Studies have shown that glycerine has various actions of the on the epidermis including improvement of stratum corneum hydration, skin barrier function and skin mechanical properties, inhibition of the stratum corneum lipid phase transition, protection against irritating stimuli, and acceleration of wound-healing processes. Even an antimicrobial effect has been demonstrated. Topical application of glycerol-containing products improves skin properties in diseases characterized by xerosis and impaired epidermal barrier function, such as atopic dermatitis . Other studies showed that comparing to water, paraffin oil and ethanol, glycerine is superior in the duration of its effects on the mechanics of the skin . Furthermore, glycerine is effective in treating cosmetic induced excessive dryness, where chemical ingredients such as sodium lauryl sulphate (SLS) can cause irritation and increased water loss. In the treatment with the 10% of glycerine its action inhibited the SLS-induced elevation of TEWL and moderated the irritant-induced increase in dermal blood flow and in the number of leucocyte-endothelial interactions. All concentrations of glycerine improved hydration and prevented the accumulation of lymphocytes near the treatment site. The expression of interleukin-1 beta and of tumour necrosis factor-alpha were significantly decreased by the 10% glycerol treatment .

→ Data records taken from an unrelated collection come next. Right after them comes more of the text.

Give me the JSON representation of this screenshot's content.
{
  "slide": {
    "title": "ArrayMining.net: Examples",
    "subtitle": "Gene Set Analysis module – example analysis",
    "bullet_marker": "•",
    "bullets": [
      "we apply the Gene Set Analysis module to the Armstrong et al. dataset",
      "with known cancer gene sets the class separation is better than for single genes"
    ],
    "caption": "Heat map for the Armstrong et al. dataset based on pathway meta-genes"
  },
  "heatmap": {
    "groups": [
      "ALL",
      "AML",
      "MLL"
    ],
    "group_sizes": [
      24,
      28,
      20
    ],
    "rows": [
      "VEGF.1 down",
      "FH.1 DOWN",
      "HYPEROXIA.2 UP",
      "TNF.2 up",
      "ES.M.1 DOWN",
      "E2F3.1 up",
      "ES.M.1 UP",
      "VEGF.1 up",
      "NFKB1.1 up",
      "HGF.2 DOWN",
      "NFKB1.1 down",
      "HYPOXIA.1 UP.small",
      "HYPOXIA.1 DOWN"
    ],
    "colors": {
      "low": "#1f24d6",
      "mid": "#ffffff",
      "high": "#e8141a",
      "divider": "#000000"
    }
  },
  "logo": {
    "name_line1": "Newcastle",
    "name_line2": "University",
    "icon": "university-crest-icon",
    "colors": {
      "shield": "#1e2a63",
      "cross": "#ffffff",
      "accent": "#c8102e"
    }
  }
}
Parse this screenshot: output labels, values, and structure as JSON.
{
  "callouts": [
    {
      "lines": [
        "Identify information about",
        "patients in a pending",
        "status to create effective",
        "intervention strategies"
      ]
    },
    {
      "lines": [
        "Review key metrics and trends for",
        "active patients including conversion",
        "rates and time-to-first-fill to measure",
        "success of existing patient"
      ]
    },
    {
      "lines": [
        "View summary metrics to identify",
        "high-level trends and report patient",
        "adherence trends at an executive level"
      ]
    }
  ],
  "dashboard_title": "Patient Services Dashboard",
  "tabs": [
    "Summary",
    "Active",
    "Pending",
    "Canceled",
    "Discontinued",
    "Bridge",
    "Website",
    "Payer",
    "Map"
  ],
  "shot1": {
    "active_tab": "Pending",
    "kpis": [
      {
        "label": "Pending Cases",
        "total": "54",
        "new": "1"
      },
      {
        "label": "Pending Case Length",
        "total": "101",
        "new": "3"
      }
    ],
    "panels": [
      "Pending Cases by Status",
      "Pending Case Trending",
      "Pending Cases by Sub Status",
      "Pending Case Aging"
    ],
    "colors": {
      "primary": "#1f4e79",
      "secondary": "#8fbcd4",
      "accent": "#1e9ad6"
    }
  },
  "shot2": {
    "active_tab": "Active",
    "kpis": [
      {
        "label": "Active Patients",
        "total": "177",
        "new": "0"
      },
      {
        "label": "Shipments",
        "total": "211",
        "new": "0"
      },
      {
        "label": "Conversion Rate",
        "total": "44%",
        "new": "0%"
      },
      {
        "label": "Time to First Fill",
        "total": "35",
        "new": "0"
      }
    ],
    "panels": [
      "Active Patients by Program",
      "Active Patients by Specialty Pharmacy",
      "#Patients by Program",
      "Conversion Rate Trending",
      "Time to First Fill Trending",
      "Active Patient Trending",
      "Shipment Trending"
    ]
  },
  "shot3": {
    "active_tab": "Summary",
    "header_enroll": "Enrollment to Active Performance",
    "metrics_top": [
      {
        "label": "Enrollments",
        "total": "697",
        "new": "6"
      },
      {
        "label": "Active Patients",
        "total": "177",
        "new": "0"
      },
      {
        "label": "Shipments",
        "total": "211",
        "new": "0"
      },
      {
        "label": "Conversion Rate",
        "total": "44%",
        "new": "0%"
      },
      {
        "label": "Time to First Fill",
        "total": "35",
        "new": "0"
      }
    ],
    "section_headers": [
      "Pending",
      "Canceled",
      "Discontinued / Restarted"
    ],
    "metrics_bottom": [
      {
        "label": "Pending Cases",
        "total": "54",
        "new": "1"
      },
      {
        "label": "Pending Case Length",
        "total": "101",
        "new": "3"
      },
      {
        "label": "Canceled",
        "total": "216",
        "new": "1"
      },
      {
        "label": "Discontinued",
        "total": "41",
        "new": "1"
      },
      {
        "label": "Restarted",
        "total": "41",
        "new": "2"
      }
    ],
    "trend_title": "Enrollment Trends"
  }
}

Concluding, the Liposome Light Moisturizing Gel contains not one but three main ingredients with proved efficiency in increasing skin moisture, preventing excessive TEWL and protecting the lipid barrier. Even more, the gel can be used as a vesicle carrier for other active ingredients because the liposomes obtained by using high grade phosphatidylcholine will ensure their efficient delivery to the dermis. Incrementing oils or actives in the gel can easily be done with a simple sonic clearer and manual stirring, enabling DIY production of high quality liposome carrier system that can be customized to deliver the ideal combination of ingredients to the skin.